Computational modeling of coupled β-cell electrical activity. (A) A heterogeneous population of β-cells' [Ca²⁺]_i oscillations are seen when β-cells are not electrically coupled, similar to that seen in islets from Cx36−/− mice. (B) Phase map showing that in the absence of gap junction coupling, oscillations in individual cells are not synchronized. (C) Gap junction electrical coupling produces synchronized oscillations on an intermediate timescale to the oscillations produced in the uncoupled islet, as is also observed in islets from Cx36+/+ (WT) mice. (D) With gap junction coupling, calcium waves are observed associated with the oscillatory increases in [Ca²⁺]_i. The wave propagates from the top right to bottom left of the islet and crosses the 10 × 10 × 10 islet in ∼1 s. (E) A single [Ca²⁺]_i oscillation in D at the start (red), middle (green), and end (purple) of the wave showing the temporal offset of the oscillation at different points in the islet. (F) Reducing the mean coupling conductance by ∼50% disrupts wave propagation and reduces islet synchrony, as is also observed in islets from a proportion of the heterozygous Cx36+/− mice.

FIGURE 6

Dependence of [Ca²⁺]_i wave velocity and oscillation synchronization with gap junction conductance. (A) The measured decrease in coupling conductance (g_coup) for each treatment used to modify gap junction coupling. The decrease in coupling conductance in Cx36+/− (46%) is much more than that seen after αGA treatment (maximum 22%). (B) A two-dimensional schematic representation of the three-dimensional lattice resistor model used for the percolating model of islet β-cell electrical connectivity. Resistors represent electrical coupling between β-cells. Missing resistors represent missing connections due to vasculature or other endothelial cell types. Blockage or removal of gap junctions is represented by a reduction in the number of resistor connections. (C) Experimental data of calcium wave propagation, displaying the normalized change in wave velocity with the normalized mean coupling conductance in the islet.
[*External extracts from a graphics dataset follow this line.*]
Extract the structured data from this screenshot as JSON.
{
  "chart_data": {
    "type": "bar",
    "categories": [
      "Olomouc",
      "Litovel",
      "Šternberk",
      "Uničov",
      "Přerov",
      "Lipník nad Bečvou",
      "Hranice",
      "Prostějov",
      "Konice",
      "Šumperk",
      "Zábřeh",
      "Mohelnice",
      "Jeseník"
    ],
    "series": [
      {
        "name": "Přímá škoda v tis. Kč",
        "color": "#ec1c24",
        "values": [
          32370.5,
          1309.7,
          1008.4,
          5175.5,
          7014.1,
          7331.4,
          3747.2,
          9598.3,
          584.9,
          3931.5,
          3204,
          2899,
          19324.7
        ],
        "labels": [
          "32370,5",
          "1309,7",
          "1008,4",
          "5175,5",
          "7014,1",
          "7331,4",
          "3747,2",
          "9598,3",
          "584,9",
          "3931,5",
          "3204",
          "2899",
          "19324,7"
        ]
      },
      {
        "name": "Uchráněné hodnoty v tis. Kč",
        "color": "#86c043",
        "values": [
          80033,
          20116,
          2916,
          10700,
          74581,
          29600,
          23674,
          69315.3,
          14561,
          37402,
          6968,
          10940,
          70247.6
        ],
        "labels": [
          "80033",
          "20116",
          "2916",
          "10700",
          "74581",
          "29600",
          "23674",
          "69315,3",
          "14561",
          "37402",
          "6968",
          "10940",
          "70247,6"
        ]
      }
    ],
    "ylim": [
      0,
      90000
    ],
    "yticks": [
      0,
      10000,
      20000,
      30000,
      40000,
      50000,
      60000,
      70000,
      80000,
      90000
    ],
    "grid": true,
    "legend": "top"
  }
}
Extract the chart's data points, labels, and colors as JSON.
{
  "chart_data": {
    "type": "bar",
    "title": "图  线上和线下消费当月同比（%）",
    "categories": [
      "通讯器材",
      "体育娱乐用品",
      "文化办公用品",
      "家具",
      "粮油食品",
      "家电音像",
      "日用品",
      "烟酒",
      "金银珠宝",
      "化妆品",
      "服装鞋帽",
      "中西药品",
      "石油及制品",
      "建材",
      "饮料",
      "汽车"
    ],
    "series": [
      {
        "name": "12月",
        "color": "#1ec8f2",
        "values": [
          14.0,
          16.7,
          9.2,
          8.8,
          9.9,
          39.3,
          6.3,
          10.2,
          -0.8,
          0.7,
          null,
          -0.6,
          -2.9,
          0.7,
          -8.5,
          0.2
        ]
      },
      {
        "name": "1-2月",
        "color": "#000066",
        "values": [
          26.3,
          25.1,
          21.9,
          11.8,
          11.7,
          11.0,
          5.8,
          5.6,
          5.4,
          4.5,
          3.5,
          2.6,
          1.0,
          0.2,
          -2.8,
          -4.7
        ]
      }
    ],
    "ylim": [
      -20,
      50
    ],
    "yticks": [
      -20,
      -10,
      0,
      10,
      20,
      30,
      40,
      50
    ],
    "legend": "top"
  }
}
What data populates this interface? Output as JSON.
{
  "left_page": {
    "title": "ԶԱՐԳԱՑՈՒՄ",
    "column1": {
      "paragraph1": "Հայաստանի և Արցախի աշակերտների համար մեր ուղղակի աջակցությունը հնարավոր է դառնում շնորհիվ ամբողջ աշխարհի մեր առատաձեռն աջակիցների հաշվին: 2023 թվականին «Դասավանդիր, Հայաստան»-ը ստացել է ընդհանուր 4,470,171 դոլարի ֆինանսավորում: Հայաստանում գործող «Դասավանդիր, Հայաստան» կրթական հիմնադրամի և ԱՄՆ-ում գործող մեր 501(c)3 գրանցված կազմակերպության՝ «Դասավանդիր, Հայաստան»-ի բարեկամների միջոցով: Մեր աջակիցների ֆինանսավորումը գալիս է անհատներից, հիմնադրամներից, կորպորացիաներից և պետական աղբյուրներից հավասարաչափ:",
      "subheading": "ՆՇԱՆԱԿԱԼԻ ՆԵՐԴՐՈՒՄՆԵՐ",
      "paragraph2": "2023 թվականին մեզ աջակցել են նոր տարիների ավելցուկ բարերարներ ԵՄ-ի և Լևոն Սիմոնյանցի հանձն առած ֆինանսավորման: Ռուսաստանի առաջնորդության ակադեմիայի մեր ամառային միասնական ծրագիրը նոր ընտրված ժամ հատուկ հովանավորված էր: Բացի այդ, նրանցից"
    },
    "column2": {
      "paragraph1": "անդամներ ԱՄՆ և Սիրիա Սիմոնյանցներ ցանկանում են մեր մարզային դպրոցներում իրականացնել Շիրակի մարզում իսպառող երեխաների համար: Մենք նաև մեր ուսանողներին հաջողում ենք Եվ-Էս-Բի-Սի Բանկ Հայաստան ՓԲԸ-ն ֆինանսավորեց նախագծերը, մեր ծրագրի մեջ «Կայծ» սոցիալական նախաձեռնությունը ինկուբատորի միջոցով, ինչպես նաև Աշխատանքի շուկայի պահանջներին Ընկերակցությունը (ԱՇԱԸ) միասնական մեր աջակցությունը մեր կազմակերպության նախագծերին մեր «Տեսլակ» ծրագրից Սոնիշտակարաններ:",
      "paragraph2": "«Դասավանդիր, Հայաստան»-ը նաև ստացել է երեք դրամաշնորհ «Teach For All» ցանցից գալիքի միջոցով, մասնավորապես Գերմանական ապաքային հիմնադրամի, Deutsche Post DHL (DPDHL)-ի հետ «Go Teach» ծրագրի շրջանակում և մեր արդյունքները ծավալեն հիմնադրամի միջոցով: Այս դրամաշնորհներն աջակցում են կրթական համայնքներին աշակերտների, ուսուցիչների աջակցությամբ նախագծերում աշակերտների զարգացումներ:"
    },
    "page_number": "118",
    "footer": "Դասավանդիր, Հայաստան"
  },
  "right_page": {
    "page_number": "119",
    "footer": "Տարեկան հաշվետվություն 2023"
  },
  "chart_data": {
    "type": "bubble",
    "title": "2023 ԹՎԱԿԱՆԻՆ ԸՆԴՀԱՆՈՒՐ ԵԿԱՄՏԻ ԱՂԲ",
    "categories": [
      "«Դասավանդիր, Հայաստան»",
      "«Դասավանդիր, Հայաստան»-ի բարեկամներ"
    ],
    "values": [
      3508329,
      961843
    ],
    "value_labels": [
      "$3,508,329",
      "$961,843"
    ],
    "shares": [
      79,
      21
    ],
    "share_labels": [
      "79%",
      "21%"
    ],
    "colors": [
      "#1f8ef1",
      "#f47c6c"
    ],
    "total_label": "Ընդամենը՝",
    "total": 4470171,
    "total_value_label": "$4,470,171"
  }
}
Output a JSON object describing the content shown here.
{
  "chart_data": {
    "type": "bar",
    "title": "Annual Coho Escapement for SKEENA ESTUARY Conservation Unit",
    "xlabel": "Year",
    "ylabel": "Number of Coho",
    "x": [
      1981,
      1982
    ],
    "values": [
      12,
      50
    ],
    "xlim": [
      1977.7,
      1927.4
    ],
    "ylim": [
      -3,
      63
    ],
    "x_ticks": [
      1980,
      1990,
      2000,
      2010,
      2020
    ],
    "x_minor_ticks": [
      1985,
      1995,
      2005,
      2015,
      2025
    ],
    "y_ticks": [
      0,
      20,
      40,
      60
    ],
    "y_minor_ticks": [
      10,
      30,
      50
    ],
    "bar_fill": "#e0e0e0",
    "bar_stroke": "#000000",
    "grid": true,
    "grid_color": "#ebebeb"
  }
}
Solid line is theoretical and represents the percolating (discrete) model of islet connectivity; dashed line represents the ohmic (continuous) model of islet connectivity. The experimental data have better agreement with the percolation model than with the ohmic model. (D) Percolation model, ohmic model, and data of proportion of islet cells synchronized. The experimental data have good agreement with the percolation model and poor agreement with the ohmic model.